De cualquier modo, todo hubiera quedado trunco sin la Resurrección de Jesús. La Pascua de Cristo es la que le da sentido a todo[5]. De allí brotan los canales de gracia que Jesús dejó para nosotros y que la Iglesia administra en el ejercicio del sacerdocio de Jesucristo[6]. La Pascua llena de sentido nuestras vidas, pues si tenemos esperanza de encontrarnos nuevamente con nuestros seres queridos que han fallecido, es por la Pascua de Cristo, si la propia vida no se termina en la tumba, (y por ende es más fácil enfrentar las cruces que nos pone la vida), es por la Resurrección de Jesús. Por eso transmitimos el kerigma[7] en relación íntima con la vida concreta. Pero además (y siguiendo con los motivos para celebrar), sabemos que Dios respeta nuestra libertad, sin abandonarnos a nuestra suerte. El Dios en el que creemos, nos acompaña en el camino, hasta que nos regale la plenitud eterna que esperamos. A toda esta suerte de resumen humilde (y casi irrespetuoso de mi parte al pretender sintetizarlo en pocas líneas) de nuestra fe, habría que agregar dos cosas no menos importantes: las vivencias personales del Amor de Dios hacia nosotros, y los motivos de alegría humana que toda persona tiene si sabe buscar en su historia personal (pero esto, obviamente, se lo dejo a cada lector). A esta altura, cabe preguntarse: ¿alguien puede dudar de todo lo que hay para celebrar?
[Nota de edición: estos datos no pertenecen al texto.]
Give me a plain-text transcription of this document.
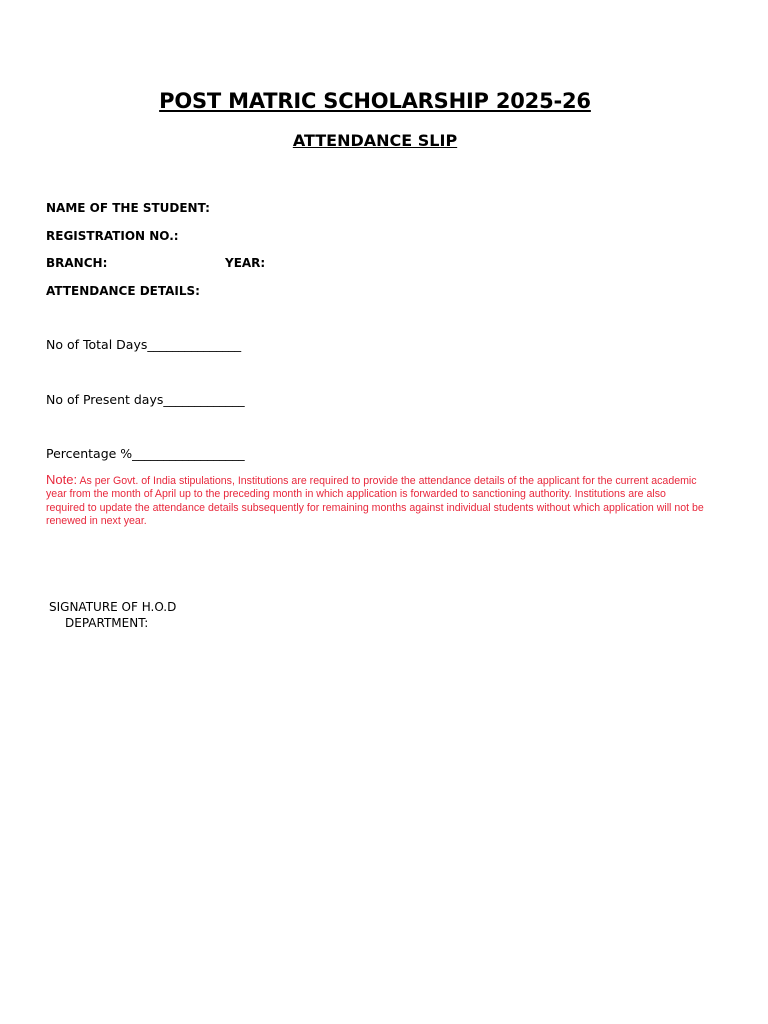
POST MATRIC SCHOLARSHIP 2025-26
ATTENDANCE SLIP
NAME OF THE STUDENT:
REGISTRATION NO.:
BRANCH:	YEAR:
ATTENDANCE DETAILS:
No of Total Days_______________
No of Present days_____________
Percentage %__________________
Note: As per Govt. of India stipulations, Institutions are required to provide the attendance details of the applicant for the current academic year from the month of April up to the preceding month in which application is forwarded to sanctioning authority. Institutions are also required to update the attendance details subsequently for remaining months against individual students without which application will not be renewed in next year.
SIGNATURE OF H.O.D
DEPARTMENT:
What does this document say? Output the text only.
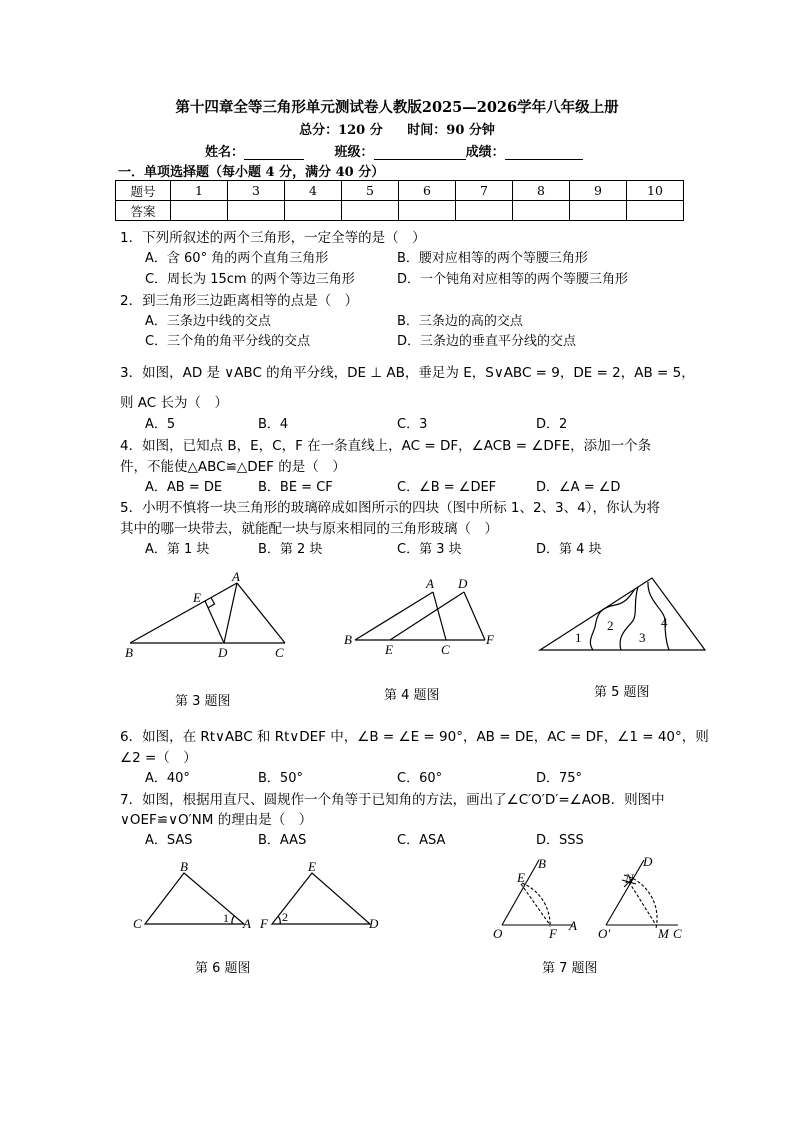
第十四章全等三角形单元测试卷人教版2025—2026学年八年级上册
总分：120 分 时间：90 分钟
姓名：	班级：	成绩：
一．单项选择题（每小题 4 分，满分 40 分）
题号	1	3	4	5	6	7	8	9	10
答案									
1．下列所叙述的两个三角形，一定全等的是（　）
A．含 60° 角的两个直角三角形	B．腰对应相等的两个等腰三角形
C．周长为 15cm 的两个等边三角形	D．一个钝角对应相等的两个等腰三角形
2．到三角形三边距离相等的点是（　）
A．三条边中线的交点	B．三条边的高的交点
C．三个角的角平分线的交点	D．三条边的垂直平分线的交点
3．如图，AD 是 ∨ABC 的角平分线，DE ⊥ AB，垂足为 E，S∨ABC = 9，DE = 2，AB = 5，
则 AC 长为（　）
A．5	B．4	C．3	D．2
4．如图，已知点 B，E，C，F 在一条直线上，AC = DF，∠ACB = ∠DFE，添加一个条
件，不能使△ABC≌△DEF 的是（　）
A．AB = DE	B．BE = CF	C．∠B = ∠DEF	D．∠A = ∠D
5．小明不慎将一块三角形的玻璃碎成如图所示的四块（图中所标 1、2、3、4），你认为将
其中的哪一块带去，就能配一块与原来相同的三角形玻璃（　）
A．第 1 块	B．第 2 块	C．第 3 块	D．第 4 块
A
B	C
D
E
第 3 题图
A D
B
E	C
F
第 4 题图
1
2
3
4
第 5 题图
6．如图，在 Rt∨ABC 和 Rt∨DEF 中，∠B = ∠E = 90°，AB = DE，AC = DF，∠1 = 40°，则
∠2 =（　）
A．40°	B．50°	C．60°	D．75°
7．如图，根据用直尺、圆规作一个角等于已知角的方法，画出了∠C′O′D′=∠AOB．则图中
∨OEF≌∨O′NM 的理由是（　）
A．SAS	B．AAS	C．ASA	D．SSS
B
C	A
1
E
F	D
2
第 6 题图
B
E
O	F
A
D
N
O′	M C
第 7 题图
Ahora bien, “celebrar” y “cumplir” empiezan con la misma letra, pero ésta es su única similitud. Cuando la fe personal se mide por la cantidad de misas a las que asistimos, o el compromiso de “la gente” lo juzgamos por su asistencia a las celebraciones dominicales (con la consiguiente crítica hacia afuera, es decir de “los que vienen a misa” hacia “los que no vienen”) es, al menos un reduccionismo impresionante de lo que Jesús transmitió en los caminos de Palestina. Si “asistimos” a las celebraciones sacramentales, sólo por “cumplir con la Iglesia y sus preceptos”, mirando de reojo al que no va, u observando críticamente al que va pero no sabe responder a una oración, o desconoce en qué momento debe pararse o sentarse, podríamos asegurar que el fariseísmo no acabó…
Yo necesito alimentarme de Jesús, pues descubrí que no puedo enfrentar sólo la vida… Y Él me regala en cada Eucaristía su Cuerpo y su Sangre.
Deseo profundamente dar mi respuesta libre y “sumergirme” en la Salvación que gratuitamente ya me regaló… Y Él me dejó el Bautismo.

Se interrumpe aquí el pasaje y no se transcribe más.